WIDESPREAD public apathy greeted Iran’s presidential election yesterday as a hard-line protégé of Supreme Leader Ayatollah Ali Khamenei was being tipped to win the vote.

Polls opened at 7am local time for the vote, which came after Khamenei barred hundreds of candidates, including reformists and those aligned with outgoing president Hassan Rouhani.

State-linked polls put judiciary chief Ebrahim Raisi as the front-runner in a field of just four candidates, with only one described as a moderate – Abdolnasser Hemmati, a former chief of the Central Bank.

However, he has not inspired the same support as outgoing president Hassan Rouhani.

If elected, Raisi would be the first serving Iranian president sanctioned by the US government even before entering office over his involvement in the mass execution of political prisoners in 1988.

He also spent time as the head of one of the world’s top executioners – Iran's internationally criticised judiciary.

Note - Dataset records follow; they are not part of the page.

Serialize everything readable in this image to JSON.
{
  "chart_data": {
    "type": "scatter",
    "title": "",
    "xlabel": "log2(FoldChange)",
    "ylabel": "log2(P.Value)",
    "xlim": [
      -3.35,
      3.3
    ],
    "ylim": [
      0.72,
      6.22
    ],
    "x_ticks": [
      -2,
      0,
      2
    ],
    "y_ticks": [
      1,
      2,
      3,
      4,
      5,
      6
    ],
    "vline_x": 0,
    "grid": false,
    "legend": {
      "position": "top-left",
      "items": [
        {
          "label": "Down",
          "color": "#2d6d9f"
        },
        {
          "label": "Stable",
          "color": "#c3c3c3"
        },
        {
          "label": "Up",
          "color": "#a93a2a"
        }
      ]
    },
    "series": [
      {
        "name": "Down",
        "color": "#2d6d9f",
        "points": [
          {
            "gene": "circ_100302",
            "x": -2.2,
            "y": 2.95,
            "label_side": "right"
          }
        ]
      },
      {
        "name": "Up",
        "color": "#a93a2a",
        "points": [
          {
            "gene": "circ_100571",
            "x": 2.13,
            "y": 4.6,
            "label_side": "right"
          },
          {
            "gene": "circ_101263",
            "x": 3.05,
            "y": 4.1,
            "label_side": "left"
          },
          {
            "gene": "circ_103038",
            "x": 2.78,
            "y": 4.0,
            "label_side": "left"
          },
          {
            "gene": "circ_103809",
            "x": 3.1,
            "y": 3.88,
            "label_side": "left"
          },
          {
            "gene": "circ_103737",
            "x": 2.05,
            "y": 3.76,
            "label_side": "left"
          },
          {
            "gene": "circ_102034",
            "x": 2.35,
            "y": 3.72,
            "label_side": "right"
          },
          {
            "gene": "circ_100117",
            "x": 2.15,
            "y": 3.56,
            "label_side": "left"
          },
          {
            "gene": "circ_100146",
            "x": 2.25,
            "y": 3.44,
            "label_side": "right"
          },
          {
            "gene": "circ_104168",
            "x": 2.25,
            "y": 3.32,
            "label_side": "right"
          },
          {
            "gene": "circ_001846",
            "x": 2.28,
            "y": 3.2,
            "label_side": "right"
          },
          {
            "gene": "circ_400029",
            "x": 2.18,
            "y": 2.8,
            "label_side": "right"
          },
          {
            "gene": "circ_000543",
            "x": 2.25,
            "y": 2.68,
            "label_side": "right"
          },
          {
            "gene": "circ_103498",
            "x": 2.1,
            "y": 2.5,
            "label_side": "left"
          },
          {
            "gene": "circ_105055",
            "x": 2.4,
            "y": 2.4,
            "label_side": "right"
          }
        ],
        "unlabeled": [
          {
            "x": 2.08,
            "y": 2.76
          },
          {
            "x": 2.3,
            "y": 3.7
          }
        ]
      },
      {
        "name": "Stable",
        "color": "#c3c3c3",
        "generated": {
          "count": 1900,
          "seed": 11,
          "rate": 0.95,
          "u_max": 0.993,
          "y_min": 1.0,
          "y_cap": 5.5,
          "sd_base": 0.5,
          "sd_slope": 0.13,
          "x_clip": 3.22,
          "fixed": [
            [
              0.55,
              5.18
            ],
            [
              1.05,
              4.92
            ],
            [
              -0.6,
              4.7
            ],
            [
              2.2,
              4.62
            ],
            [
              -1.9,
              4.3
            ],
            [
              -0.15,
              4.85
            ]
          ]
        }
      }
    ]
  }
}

More than 59 million people are eligible to vote in Iran, which is home to more than 80 million people, but the state-linked Iranian Student Polling Agency has estimated a turnout of just 42%, which would be the lowest since the 1979 Islamic Revolution.

The country’s opposition in exile – the People’s Mojahedin of Iran PMOI/Mek – had called for a boycott of the poll, and yesterday it distributed hundreds of videos showing apparently empty polling stations.

In one, the mother of murdered protester Vahid Damvar, said: “People of #Iran wake up! Raisi is a murderer and has been killing since 1982.”

Mahboubeh Ramezani, whose son was among 1500 peaceful protesters killed by Iran's regime in 2019, said: “We mothers will bring about your overthrown. My vote as a mother is regime change.”

Khamenei cast the ceremonial vote from Tehran, where he urged people to vote: “Through the participation of the people the country and the Islamic ruling system will win great points in the international arena, but the ones who benefit first are the people themselves. Go ahead, choose and vote.”

Raisi later voted at a mosque in southern Tehran and acknowledged afterwards that some people may be “so upset that they don't want to vote”.

He added: “I beg everyone, the lovely youths, and all Iranian men and women speaking any accent or language from any region and with any political views, to go and vote and cast their ballots.”

A leaflet handed out to some voters warned: “If we do not vote: Sanctions will be heavier, the US and Israel will be encouraged to attack Iran.

“Iran will be under shadow of a Syrian-style civil war and the ground will be ready for assassination of scientists and important figures.